Quando i sindaci rivestano anche la carica di revisori, deve escludersi la commistione fra gli obblighi e i regimi anche prescrizionali che regolano ciascuno dei due compiti, i quali sono invece disciplinati in modo diverso e da disposizioni normative distinte e specifiche. La netta distinzione di disciplina tra revisori e sindaci, che vale per compiti, requisiti e responsabilità, vale anche per il regime prescrizionale, chiaramente diverso. Quanto alla prescrizione dell’azione di responsabilità nei confronti del revisore, in particolare, ai sensi dell’art. 15 del d. lgs. 27 gennaio 2010, n. 39 “l’azione di risarcimento nei confronti dei responsabili ai sensi del presente articolo si prescrive nel termine di cinque anni dalla data della relazione di revisione sul bilancio d’esercizio o consolidato emessa al termine dell’attività di revisione cui si riferisce l’azione di risarcimento”. Tale speciale regime di decorrenza della prescrizione si applica naturalmente solo per le annate relativamente alle quali i revisori sono giunti a chiudere il periodo con relazione; ma certamente non opera riguardo a quelle negligenze relative ai compiti di verifica, nel corso dell’esercizio, della regolare tenuta della contabilità sociale e della corretta rilevazione dei fatti di gestione nelle scritture contabili (art 14, lett. b), d. lgs. 27 gennaio 2010, n. 39) commesse in periodi che non si sono conclusi con relazione.

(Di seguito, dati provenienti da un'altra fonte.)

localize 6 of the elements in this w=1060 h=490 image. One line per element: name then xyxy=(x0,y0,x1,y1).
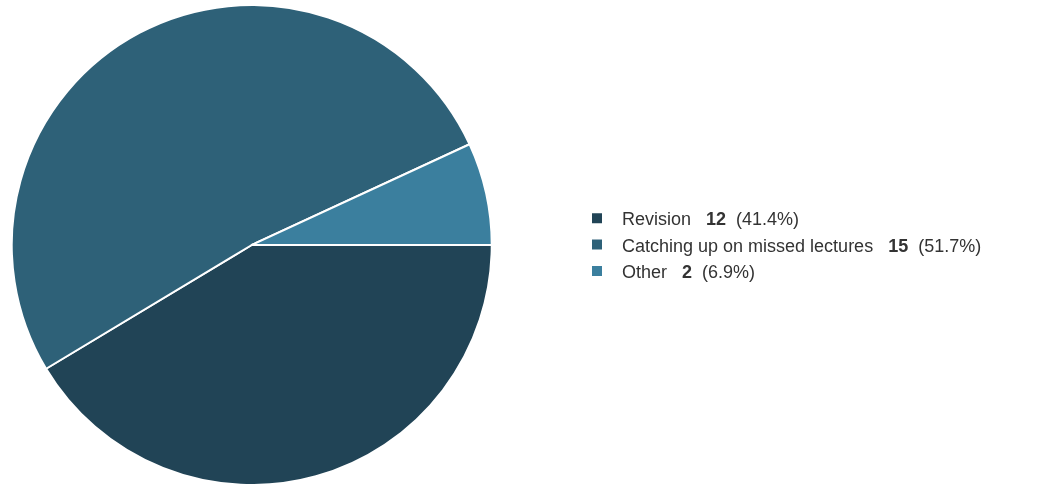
data-label: 15 (51.7%) xyxy=(888,235,982,256)
legend-label: Other xyxy=(622,262,668,283)
legend-label: Revision xyxy=(622,209,692,230)
data-label: 2 (6.9%) xyxy=(682,262,756,283)
legend-label: Catching up on missed lectures xyxy=(622,235,874,256)
data-label: 12 (41.4%) xyxy=(706,209,800,230)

La banca risponde quale corresponsabile dell’illecito dell’amministratore che storni a sé sostanze sociali – condotta concretamente atto in conflitto di interessi – in base ai principi generali della responsabilità civile, sia sotto il profilo aquiliano, per lesione del credito, sia sotto quello contrattuale, dovendo la banca rifiutare di dare corso all’operazione a fronte di condotte ictu oculi anomale, che siano palesemente contrarie all’interesse del correntista. Ai fini di tale valutazione, è possibile fare ricorso, nella normativa antiriciclaggio, ai criteri di anomalia previsti nel provvedimento di Banca d’Italia del 24 agosto 2010; ed invero, seppure la disciplina antiriciclaggio non sia dettata a beneficio del correntista, l’esistenza di tale disciplina rileva in quanto impone comunque che la banca si doti di strumenti di rilevazione delle operazioni anomale.
Nell’ambito di un contratto di assicurazione della responsabilità civile professionale è valida la clausola mediante la quale viene limitata l’operatività della copertura alla sola quota di danno direttamente e personalmente imputabile all’assicurato, con esclusione di quella parte di responsabilità che possa derivare da un vincolo di solidarietà.

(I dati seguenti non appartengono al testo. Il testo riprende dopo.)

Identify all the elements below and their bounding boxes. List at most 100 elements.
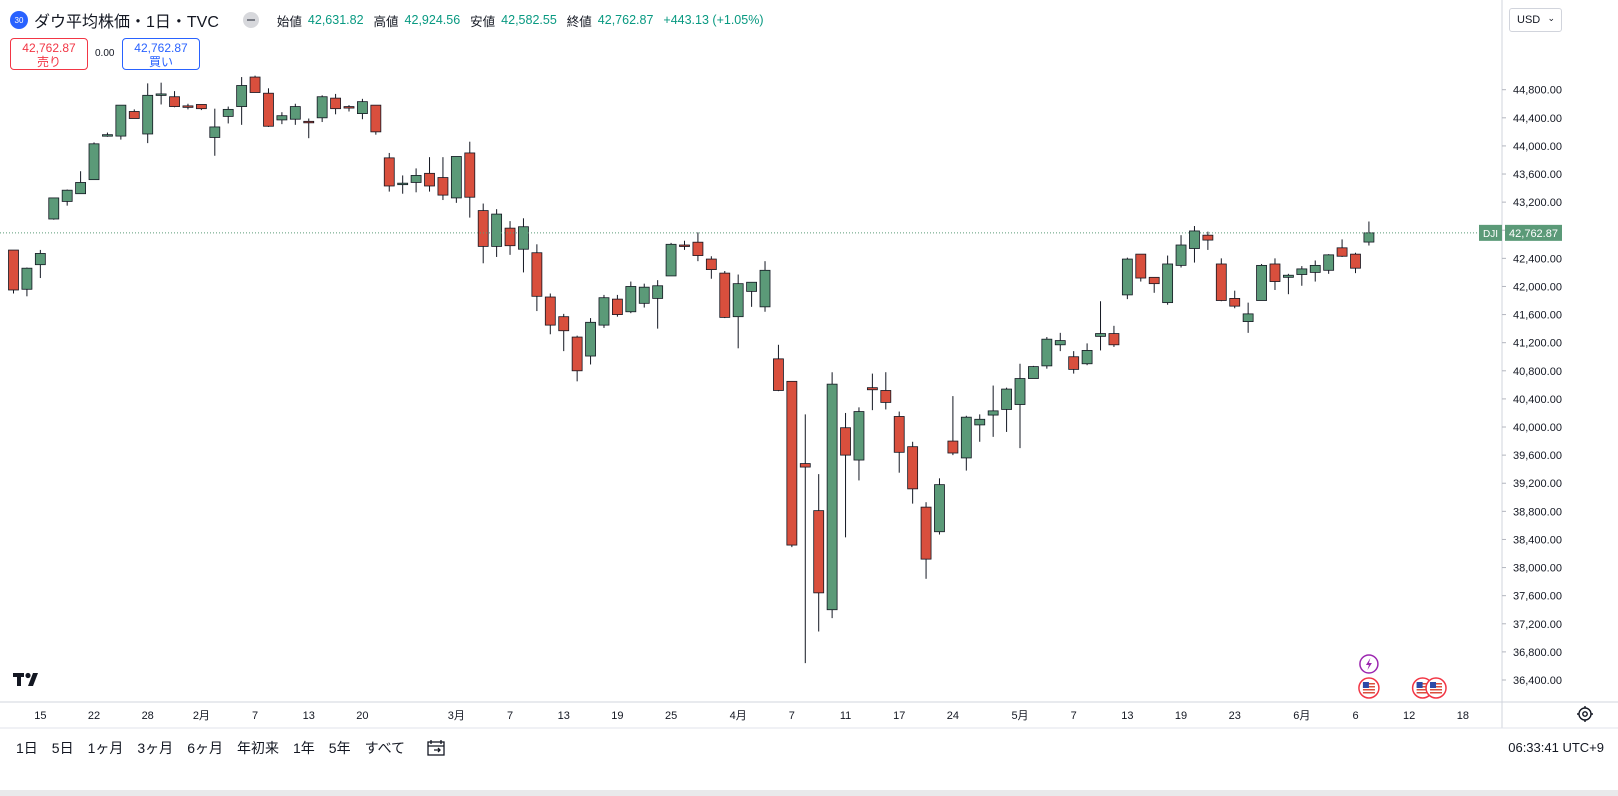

Ciò che mina il contraddittorio processuale e rende indispensabile l’intervento di nomina di un curatore speciale da parte del giudice ex art. 78 c.p.c. è un conflitto attinente all’interesse difensivo del rappresentante, che sia parte nel processo, rispetto alla parte rappresentata, che sia parte nel medesimo processo. Quando il rappresentante non sia litisconsorte, il giudice deve impiegare, nella valutazione della sussistenza del conflitto, la massima cautela, dal momento che la nomina di un curatore speciale quale rappresentante processuale di un ente (specie nel caso di una società) lo consegna alla difesa curata da soggetto estraneo; soggetto che, qui si può esplicitare, si fonda su una conoscenza dei fatti sociali necessariamente meno approfondita rispetto a quella dell’organo gestorio.